The important thing to remember about planning a party is that it is should be fun for everyone. An individual with celiac disease can enjoy any party situation with a little careful planning.
Attending a party
Call ahead. Speak to the host to get the details about the party. Will it include a meal, snack or just an activity? If it is just snacks, it is fairly easy to maneuver around the questionable foods and select juices, sodas or even plain chips. If a meal is involved, a few more details will be necessary–for example, what is being served and where is it being prepared? If the party is in the person’s home, offer to bring your own to avoid any trouble for your host (and any contamination for you). If the party is out, call the site directly and give detailed information on which party, what day, time, and the host’s name. Then request a gluten-free alternative. If none is available, find out how you can provide a gluten-free meal for your child. A practical approach would be a gluten-free pizza or a melted cheese sandwich wrapped in foil so it can be heated (but kept separate) and served with the other party foods safely.
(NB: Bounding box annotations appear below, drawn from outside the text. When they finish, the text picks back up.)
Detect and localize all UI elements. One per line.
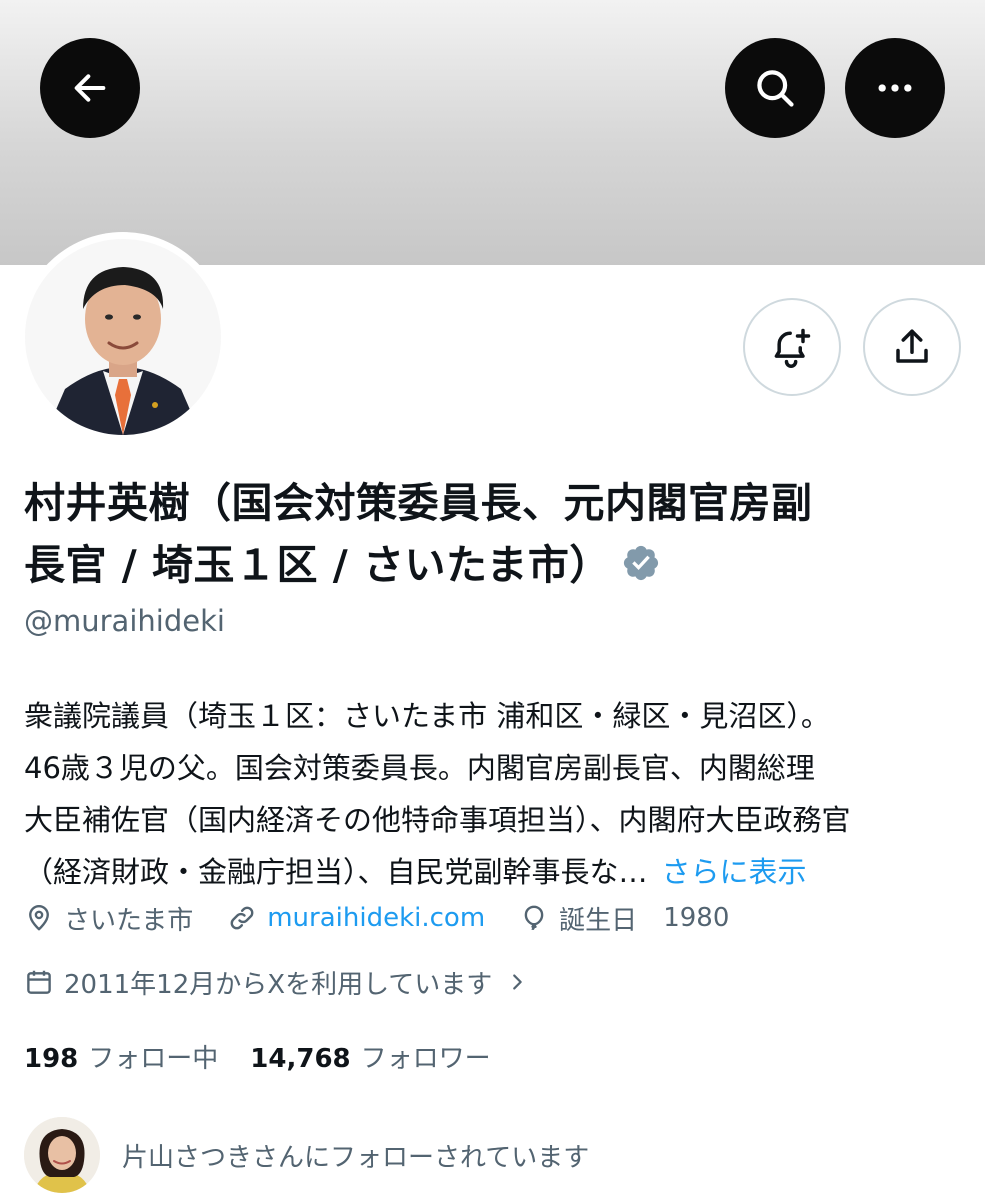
followers-count: 14,768 — [250, 1043, 351, 1074]
chevron-right-icon — [513, 974, 523, 990]
share-button[interactable] — [863, 298, 961, 396]
bell-plus-icon — [774, 328, 811, 368]
profile-name-line1: 村井英樹（国会対策委員長、元内閣官房副 — [24, 479, 813, 527]
website-link[interactable]: muraihideki.com — [267, 903, 485, 933]
bio-line: 46歳３児の父。国会対策委員長。内閣官房副長官、内閣総理 — [24, 751, 815, 785]
profile-page: 村井英樹（国会対策委員長、元内閣官房副 長官 / 埼玉１区 / さいたま市） @… — [0, 0, 985, 1200]
verified-badge-icon[interactable] — [621, 538, 661, 600]
followers-label: フォロワー — [360, 1043, 491, 1074]
birthday-label: 誕生日 — [559, 905, 638, 936]
following-count: 198 — [24, 1043, 79, 1074]
back-button[interactable] — [40, 38, 140, 138]
follower-avatar — [24, 1117, 100, 1193]
more-button[interactable] — [845, 38, 945, 138]
search-button[interactable] — [725, 38, 825, 138]
bio-line-last: （経済財政・金融庁担当）、自民党副幹事長な… さらに表示 — [24, 846, 964, 898]
profile-banner[interactable] — [0, 0, 985, 265]
location-pin-icon — [29, 904, 49, 931]
profile-bio: 衆議院議員（埼玉１区：さいたま市 浦和区・緑区・見沼区）。 46歳３児の父。国会… — [24, 690, 964, 898]
joined-text: 2011年12月からXを利用しています — [64, 969, 493, 1000]
show-more-link[interactable]: さらに表示 — [662, 855, 807, 889]
share-icon — [896, 329, 928, 363]
profile-photo — [25, 239, 221, 435]
followers-link[interactable]: 14,768 フォロワー — [250, 1038, 490, 1075]
birthday-year: 1980 — [663, 903, 730, 933]
joined-row[interactable]: 2011年12月からXを利用しています — [24, 962, 528, 1002]
follow-stats: 198 フォロー中 14,768 フォロワー — [24, 1036, 523, 1076]
birthday: 誕生日 1980 — [519, 900, 729, 937]
location-text: さいたま市 — [64, 905, 194, 936]
location: さいたま市 — [24, 900, 193, 937]
calendar-icon — [27, 970, 51, 994]
profile-name-line2: 長官 / 埼玉１区 / さいたま市） — [24, 541, 611, 589]
more-horizontal-icon — [878, 84, 912, 92]
profile-meta: さいたま市 muraihideki.com 誕生日 1980 — [24, 898, 763, 938]
bio-line: 大臣補佐官（国内経済その他特命事項担当）、内閣府大臣政務官 — [24, 803, 851, 837]
following-label: フォロー中 — [88, 1043, 219, 1074]
link-icon — [230, 906, 254, 930]
profile-avatar[interactable] — [18, 232, 228, 442]
bio-line-text: （経済財政・金融庁担当）、自民党副幹事長な… — [24, 855, 648, 889]
followed-by-text: 片山さつきさんにフォローされています — [122, 1142, 590, 1173]
arrow-left-icon — [74, 74, 106, 102]
profile-name: 村井英樹（国会対策委員長、元内閣官房副 長官 / 埼玉１区 / さいたま市） — [24, 472, 964, 600]
profile-handle: @muraihideki — [24, 604, 225, 638]
balloon-icon — [524, 905, 544, 931]
followed-by[interactable]: 片山さつきさんにフォローされています — [24, 1115, 589, 1195]
search-icon — [757, 70, 794, 107]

Make sure your child has a snack or mini meal before the event. You want to make sure your child will not be starving in case things do not go as planned. A snack bag of gluten-free crackers, nuts and raisins, or other favorite gluten-free snack ready in a purse or backpack is always a good idea.
Take time to talk to your child to explain that the party is a celebration of an event, birthday, or holiday. They are there to enjoy the activity and be with their friends. The food part is really secondary.
Many parents send a note to the parents in their child’s class at the beginning of the year explaining celiac disease. They also explain that they are happy to supply special food for any and all party situations so that their child will not be excluded from the fun, only the cake. There may still be parents who do not “want to bother” with a special eating situation. As CD becomes more widely known–and public awareness is rapidly growing–this too will change.
Hosting a party
There are two approaches one can take here. The first is let the entire party be gluten-free. If you do not make a fuss about it, the chances are none of the kids will even realize that what they have eaten is gluten-free.
The second approach is to provide “regular wheat based foods” for the others and gluten-free for your child. Since your child is the center of attention, different plates, cupcake wrappers, etc. would only seem like it is a distinction of honor. Let them be festive and fun.
Treats do not necessarily have to be food. There are, however, a lot of gluten-free goodies. Depending upon the age of the children, treats like bubbles, small pocket games, trading cards, and fancy pens or pencils are fun. If the children are older, mini books, crossword puzzles, nail polish, paper airplane kits, bubble bath, or soaps are definite hits.
Do not forget to relax and enjoy the party yourself!